Dr. King was born on Tuesday, January 15, 1929 in Atlanta, Georgia. His parents are Reverend Martin Luther King Sr. and Alberta Williams King. He has an older sister, Willie Christine King, and a younger brother, Alfred Daniel Williams King. King was born into a financially secure middle-class family in a poor, black community.
He was very privileged in the fact that he received better education than most people of his race (‘Martin Luther King Jr. Biography’). Martin Luther King Jr. always excelled in school. He attended segregated public school in Georgia until he was fifteen. He went to Morehouse college, the same place that his father and grandfather went, and graduated with a degree (Dyson). Later, he received his final doctorate in 1955 at Boston University (school which taught both blacks and whites).
Martin Luther King Jr.’s parents taught him to notice and respond to injustices.
King yearned for everyone to have equal opportunities. The Kings were a very close family that did many things together. The children took piano lessons from their mother and excelled quite rapidly. The whole family was also interested in sports including: football and baseball. When King was very young, he started as a paperboy, and when he grew up he always dreamed of being a fireman and helping people (‘Martin Luther King Jr.
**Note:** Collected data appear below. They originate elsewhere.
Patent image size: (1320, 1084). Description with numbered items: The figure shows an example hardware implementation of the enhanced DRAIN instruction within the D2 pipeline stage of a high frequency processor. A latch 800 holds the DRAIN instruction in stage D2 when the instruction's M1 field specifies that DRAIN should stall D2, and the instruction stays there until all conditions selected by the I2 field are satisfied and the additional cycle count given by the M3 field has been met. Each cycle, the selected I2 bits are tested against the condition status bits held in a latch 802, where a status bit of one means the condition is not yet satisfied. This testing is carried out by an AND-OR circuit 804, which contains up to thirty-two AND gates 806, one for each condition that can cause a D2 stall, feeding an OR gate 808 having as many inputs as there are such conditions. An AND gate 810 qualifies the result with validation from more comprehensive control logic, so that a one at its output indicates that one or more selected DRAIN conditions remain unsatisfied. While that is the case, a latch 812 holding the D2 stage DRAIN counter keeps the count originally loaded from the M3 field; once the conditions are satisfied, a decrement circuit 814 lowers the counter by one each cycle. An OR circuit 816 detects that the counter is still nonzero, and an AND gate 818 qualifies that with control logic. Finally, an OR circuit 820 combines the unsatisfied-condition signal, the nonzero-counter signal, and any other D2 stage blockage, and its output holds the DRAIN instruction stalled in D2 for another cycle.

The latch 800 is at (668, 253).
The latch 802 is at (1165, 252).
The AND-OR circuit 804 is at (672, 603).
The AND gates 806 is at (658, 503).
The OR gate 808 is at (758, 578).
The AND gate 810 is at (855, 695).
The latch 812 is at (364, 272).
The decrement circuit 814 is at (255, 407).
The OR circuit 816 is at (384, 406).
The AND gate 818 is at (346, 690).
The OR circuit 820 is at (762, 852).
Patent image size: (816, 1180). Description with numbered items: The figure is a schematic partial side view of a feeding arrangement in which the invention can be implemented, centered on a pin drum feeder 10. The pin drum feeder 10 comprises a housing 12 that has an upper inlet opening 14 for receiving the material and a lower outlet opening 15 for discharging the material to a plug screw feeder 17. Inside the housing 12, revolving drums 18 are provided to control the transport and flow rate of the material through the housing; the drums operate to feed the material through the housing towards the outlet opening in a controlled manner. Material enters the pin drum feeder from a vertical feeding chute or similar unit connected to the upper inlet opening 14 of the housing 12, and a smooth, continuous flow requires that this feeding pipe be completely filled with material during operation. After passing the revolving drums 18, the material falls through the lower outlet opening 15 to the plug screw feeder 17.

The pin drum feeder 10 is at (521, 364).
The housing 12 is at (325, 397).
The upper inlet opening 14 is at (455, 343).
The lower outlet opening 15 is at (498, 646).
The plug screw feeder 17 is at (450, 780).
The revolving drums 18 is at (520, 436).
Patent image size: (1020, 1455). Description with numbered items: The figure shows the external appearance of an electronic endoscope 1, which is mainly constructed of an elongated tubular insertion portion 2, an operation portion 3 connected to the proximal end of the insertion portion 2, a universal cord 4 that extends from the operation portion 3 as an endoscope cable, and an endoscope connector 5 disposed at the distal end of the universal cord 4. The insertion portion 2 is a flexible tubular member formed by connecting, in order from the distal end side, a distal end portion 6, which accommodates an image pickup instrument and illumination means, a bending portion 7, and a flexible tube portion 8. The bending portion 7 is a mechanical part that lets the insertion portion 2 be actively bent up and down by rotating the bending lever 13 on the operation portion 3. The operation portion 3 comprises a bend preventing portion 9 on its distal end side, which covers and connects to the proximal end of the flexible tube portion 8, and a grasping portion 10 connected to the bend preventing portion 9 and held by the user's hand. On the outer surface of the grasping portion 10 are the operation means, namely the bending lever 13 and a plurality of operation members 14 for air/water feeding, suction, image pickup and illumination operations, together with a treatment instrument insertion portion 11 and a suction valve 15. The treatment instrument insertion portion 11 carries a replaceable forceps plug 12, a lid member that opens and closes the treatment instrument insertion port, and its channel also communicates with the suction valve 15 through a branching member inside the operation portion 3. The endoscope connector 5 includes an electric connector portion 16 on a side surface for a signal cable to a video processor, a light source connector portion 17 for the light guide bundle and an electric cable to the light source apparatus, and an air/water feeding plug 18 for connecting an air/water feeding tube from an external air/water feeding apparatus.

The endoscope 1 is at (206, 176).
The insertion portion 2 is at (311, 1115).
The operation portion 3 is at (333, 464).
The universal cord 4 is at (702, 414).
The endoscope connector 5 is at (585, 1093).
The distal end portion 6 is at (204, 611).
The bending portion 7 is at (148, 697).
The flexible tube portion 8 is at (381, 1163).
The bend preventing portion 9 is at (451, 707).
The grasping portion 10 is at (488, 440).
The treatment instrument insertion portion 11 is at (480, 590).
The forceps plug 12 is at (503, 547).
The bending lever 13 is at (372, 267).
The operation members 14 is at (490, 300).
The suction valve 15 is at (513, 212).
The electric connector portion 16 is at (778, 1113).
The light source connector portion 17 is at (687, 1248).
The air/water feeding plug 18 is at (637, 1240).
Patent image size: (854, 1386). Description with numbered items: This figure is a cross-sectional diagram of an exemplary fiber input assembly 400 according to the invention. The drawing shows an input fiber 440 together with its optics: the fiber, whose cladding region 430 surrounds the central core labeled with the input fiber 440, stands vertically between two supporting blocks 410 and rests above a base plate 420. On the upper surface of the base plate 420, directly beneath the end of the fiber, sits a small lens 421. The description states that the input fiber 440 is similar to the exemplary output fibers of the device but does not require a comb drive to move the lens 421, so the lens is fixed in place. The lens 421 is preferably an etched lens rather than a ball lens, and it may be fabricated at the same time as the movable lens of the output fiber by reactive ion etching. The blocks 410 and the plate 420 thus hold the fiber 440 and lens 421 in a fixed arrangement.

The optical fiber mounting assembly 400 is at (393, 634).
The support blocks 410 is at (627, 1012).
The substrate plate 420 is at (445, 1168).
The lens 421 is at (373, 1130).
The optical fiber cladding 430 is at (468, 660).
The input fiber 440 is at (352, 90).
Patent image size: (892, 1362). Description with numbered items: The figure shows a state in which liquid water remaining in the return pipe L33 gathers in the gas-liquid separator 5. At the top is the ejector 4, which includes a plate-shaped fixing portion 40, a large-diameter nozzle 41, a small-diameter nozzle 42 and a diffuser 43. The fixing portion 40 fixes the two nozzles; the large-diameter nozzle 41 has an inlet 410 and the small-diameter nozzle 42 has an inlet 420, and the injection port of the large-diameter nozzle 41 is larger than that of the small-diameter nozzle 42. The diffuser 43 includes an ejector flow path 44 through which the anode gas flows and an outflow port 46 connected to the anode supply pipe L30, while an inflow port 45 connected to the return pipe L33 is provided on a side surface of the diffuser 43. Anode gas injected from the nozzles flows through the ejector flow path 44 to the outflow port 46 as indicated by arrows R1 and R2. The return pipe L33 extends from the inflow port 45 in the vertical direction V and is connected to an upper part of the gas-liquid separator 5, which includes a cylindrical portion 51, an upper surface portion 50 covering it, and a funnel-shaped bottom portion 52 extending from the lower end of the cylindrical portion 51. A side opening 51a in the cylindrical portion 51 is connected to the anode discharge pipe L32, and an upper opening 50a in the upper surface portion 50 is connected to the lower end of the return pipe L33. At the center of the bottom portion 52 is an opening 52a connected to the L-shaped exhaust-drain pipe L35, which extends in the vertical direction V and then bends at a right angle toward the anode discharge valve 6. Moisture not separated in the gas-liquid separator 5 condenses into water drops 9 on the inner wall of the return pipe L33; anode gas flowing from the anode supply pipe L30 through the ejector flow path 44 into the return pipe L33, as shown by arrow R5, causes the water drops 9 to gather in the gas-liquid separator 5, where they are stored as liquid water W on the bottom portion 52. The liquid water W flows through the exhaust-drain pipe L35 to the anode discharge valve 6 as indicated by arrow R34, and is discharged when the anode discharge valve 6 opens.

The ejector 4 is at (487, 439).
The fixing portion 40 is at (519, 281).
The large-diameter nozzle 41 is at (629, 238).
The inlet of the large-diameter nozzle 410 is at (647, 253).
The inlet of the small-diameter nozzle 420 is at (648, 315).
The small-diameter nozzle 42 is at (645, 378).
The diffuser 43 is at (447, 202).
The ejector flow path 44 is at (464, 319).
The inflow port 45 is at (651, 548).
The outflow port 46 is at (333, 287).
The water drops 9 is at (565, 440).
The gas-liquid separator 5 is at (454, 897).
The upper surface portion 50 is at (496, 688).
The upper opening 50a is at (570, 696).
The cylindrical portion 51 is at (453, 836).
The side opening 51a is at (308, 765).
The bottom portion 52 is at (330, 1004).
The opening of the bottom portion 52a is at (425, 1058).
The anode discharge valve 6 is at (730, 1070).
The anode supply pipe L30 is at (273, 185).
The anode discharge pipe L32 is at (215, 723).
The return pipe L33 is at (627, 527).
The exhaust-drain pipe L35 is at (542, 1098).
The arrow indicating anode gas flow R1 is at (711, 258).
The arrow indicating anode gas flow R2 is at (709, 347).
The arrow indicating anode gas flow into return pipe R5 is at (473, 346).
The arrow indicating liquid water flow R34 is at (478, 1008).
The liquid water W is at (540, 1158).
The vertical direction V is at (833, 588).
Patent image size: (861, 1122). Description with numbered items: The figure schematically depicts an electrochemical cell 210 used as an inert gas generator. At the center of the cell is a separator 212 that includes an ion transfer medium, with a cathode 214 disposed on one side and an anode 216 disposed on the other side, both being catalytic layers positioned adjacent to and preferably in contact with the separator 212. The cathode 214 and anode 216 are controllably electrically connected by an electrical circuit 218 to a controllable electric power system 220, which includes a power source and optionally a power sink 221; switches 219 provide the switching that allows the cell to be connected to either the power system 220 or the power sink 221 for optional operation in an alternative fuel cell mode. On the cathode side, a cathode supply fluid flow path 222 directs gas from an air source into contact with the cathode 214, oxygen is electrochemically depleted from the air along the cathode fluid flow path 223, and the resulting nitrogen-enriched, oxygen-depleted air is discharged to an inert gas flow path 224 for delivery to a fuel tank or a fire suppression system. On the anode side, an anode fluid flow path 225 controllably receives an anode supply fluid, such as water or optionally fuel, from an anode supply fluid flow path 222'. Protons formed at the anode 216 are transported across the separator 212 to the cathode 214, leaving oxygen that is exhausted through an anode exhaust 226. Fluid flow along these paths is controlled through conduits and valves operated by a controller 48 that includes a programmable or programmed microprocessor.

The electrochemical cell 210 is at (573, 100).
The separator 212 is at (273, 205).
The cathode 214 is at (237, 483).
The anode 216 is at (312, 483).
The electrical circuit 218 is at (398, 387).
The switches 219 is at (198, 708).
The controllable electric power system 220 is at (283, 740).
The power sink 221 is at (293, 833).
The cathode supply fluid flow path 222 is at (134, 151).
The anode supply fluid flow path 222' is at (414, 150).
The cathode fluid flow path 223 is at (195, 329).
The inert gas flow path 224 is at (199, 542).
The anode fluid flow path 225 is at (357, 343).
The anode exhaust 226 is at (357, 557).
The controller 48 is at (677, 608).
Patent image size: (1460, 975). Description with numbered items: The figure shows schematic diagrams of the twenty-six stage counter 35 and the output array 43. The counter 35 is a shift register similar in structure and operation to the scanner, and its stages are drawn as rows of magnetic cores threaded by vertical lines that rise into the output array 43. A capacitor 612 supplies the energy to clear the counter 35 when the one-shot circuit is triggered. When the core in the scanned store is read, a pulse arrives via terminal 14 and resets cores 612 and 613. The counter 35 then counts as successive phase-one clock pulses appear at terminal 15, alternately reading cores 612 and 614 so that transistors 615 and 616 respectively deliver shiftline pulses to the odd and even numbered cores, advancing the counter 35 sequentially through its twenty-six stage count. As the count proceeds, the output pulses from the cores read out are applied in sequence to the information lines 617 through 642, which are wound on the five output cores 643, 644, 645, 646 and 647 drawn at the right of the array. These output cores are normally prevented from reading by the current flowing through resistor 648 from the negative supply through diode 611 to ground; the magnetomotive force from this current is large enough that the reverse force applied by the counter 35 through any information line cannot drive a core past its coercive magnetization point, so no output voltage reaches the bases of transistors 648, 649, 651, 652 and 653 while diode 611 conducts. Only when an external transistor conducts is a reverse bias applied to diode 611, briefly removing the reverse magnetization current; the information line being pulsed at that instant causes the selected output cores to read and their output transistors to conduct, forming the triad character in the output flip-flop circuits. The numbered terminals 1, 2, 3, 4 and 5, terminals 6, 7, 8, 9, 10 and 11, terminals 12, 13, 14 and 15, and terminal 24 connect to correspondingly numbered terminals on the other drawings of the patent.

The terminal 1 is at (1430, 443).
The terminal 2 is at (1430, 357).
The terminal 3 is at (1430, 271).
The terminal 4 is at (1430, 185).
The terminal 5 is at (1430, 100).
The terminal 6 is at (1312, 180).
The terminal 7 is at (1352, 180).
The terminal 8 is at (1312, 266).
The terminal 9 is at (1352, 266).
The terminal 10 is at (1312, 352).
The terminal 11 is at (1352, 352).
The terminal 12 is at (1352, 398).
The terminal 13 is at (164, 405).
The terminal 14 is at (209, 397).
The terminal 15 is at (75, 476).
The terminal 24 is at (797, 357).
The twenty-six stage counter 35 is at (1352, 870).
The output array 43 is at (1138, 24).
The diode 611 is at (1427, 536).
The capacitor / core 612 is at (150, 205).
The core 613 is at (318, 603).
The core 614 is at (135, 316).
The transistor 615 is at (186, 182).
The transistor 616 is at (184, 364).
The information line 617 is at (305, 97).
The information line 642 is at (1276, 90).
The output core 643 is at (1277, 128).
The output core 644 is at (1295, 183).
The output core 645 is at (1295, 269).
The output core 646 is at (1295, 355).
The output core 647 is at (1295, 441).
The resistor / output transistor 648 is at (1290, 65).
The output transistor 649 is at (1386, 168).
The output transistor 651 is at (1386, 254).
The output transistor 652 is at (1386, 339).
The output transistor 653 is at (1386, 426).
Childhood’). Martin Luther King Sr., was certain his son was going to be a pastor. Martin Jr.’s grandfather was a pastor at Ebenezer Baptist Church and when he died Martin’s father took over (‘Martin Luther King Jr. Biography’). It was expected that King would follow the line of pastors. Martin loved to tell others of God and His plan for the world and it was a perfect fit.
Martin Luther King Sr. was a very big influence on King’s life. He was a Baptist minister and was in charge of the children’s moral and religious education (‘Martin Luther King Jr. Childhood’). To Dr. King, his father was a model of courage and compassion. King Sr. “had led a successful campaign to equalize the salaries of white and black teachers in Atlanta” (‘Martin Luther King Jr., ‘SparkNotes). He worked hard for the rights of people and taught his son to do it too. King Jr. knew from a young age that people didn’t have the same rights and he couldn’t understand why.
He tried to understand it, but he couldn’t see how a man could despise another man so much just because of the color of his skin. King once said, “I look to a day when people will not be judged by the color of their skin, but by the content of their character” (‘Martin Luther King Jr. Quotes’). He wanted people to see each other as being people. Not to be judged on their race, religion, gender, age or anything except their character and what they are willing to do to change things in the world. “Every man must decide whether he will walk in the light of creative altruism or in the darkness of destructive selfishness.” -Martin Luther King Jr. (‘Martin Luther King Jr. Quotes’). He was very passionate and he wanted others to be, too. King learned when he was very young how people were separated. He had many white friends before he started school, but when school started he was no longer allowed to play with them.